Should I use Xpath or regexp for this?

105 views Asked by At

I'm no expert at languages or have any knowledge of it. I'm pulling data from a website that is half dynamic.

For example I need to have 2 columns for "Advising on a home purchase plan - Customer Type" and "Advising on a home purchase plan - Investment Type" which would list types of customers and investments (can be several of each) they can go into one cell but have some sort of divider such as ";".

Here is what the table appears like

How the table appears

Here is what the code appears like:

Advising on a home purchase plan

                <div id="a2Nb000000035ohEAA" class="collapse DisciplineDetails PassportDetails PermDesc">
                  <h3 class="PermissionsListHeader">Advising on a home purchase plan</h3>
                  <br>
                  <br>
                </div>

                <ul class="PermissionConditionsList">
                  <li class="PermissionsConditionsItem">
                    Customer Type 

                    <ul class="PermCondsLimitationsList">
                      <li style="list-style: none"><span id="j_id0:j_id1:j_id110:regActTable:0:j_id531:0:j_id533:0:j_id535:0:j_id538"></span></li>

                      <li class="PermCondsLimitationsItem Popover">Customer</li>
                    </ul>
                  </li>
                </ul>

                <ul class="PermissionConditionsList">
                  <li class="PermissionsConditionsItem">
                    Investment Type 

                    <ul class="PermCondsLimitationsList">
                      <li style="list-style: none"><span id="j_id0:j_id1:j_id110:regActTable:0:j_id531:1:j_id533:0:j_id535:0:j_id538"></span></li>

                      <li class="PermCondsLimitationsItem Popover">Home purchase plans</li>
                    </ul>
                  </li>
                </ul>
              </div>
2

There are 2 answers

6
LukStorms On BEST ANSWER

This xpath works if there are no other lists that have those classes but shouldn't be taking in account.

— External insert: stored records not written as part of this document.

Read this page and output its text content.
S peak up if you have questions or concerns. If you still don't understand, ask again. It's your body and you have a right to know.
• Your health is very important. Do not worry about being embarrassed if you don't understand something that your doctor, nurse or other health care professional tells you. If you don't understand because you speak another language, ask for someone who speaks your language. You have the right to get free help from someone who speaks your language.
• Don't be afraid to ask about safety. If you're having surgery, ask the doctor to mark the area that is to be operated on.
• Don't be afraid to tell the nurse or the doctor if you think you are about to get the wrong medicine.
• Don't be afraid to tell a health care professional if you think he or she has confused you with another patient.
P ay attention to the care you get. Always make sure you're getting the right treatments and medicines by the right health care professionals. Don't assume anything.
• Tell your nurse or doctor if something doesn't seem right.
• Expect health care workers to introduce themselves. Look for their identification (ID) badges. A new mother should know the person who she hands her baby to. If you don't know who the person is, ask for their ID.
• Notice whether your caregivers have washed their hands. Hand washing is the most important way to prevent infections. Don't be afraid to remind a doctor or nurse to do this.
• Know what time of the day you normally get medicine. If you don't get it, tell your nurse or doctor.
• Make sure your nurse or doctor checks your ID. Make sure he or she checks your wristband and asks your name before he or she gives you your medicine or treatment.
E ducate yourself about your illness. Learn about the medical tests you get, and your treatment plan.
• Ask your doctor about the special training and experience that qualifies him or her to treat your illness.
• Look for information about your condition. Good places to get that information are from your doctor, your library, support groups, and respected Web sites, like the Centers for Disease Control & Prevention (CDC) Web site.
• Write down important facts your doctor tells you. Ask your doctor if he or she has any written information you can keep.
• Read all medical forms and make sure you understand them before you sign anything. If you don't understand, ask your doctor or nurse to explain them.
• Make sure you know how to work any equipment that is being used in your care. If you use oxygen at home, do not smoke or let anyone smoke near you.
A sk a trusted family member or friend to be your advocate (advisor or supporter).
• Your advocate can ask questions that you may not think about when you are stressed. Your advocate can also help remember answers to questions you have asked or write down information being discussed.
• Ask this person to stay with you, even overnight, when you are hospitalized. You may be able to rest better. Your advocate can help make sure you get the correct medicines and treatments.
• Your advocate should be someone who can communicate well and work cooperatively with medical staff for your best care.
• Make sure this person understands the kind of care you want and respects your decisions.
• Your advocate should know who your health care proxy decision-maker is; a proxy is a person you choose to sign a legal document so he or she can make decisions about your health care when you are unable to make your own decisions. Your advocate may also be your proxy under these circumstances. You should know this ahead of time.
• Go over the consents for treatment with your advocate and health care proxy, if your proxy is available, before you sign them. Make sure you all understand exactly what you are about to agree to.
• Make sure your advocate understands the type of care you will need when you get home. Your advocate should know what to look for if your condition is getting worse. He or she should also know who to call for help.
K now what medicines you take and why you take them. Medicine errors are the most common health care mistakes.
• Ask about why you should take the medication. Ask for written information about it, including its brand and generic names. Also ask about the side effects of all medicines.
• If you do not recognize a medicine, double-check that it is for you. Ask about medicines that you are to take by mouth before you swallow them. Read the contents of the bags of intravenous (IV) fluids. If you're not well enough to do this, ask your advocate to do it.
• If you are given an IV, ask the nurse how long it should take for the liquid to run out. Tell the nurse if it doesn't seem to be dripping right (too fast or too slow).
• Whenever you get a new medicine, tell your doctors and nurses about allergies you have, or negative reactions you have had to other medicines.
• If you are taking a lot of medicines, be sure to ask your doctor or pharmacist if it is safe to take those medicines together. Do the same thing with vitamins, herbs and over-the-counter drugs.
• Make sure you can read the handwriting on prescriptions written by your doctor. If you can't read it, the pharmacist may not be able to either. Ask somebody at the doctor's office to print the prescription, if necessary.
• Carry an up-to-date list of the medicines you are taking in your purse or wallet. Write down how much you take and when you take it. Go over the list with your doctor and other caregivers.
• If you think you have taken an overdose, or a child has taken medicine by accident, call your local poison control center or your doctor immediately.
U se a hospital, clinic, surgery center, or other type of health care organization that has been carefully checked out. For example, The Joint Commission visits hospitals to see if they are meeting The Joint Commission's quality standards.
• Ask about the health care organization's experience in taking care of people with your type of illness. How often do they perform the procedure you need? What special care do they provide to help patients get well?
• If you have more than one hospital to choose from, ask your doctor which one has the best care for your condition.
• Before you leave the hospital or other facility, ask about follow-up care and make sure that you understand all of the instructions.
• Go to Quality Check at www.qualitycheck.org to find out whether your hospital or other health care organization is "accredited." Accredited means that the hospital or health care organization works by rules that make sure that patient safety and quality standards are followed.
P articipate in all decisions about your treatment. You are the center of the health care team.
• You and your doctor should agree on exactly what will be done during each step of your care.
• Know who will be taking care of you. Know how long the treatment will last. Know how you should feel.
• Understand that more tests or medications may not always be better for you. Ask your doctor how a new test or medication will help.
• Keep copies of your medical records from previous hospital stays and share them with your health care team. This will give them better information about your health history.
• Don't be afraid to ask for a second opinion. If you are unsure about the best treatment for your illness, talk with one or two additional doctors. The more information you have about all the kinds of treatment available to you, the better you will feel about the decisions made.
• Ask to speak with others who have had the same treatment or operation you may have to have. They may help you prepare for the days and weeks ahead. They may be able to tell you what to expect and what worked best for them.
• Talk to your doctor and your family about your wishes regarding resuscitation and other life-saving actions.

//ul[@class='PermCondsLimitationsList']/li[@class='PermCondsLimitationsItem Popover']/(text()|span/text()))[normalize-space(.)]

Tested here

To just get the titles:

//ul[@class='PermissionConditionsList']/li[@class='PermissionsConditionsItem']/text()[normalize-space(.)]

Combined:

//ul[@class='PermissionConditionsList']/li[@class='PermissionsConditionsItem']/(text()|ul[@class='PermCondsLimitationsList']/li[@class='PermCondsLimitationsItem Popover']/(text()|span/text()))[normalize-space(.)]

But to get both in a certain format, an XSLT would probably be more useful.

2
wizardzz On

If you have chrome, you can view the xpath of an element by right clicking on the desired area and going to -> Inspect. The relevant part of the source code will be highlighted. From there you can get the xpath by right clicking the highlight code and going to Copy -> Copy XPath.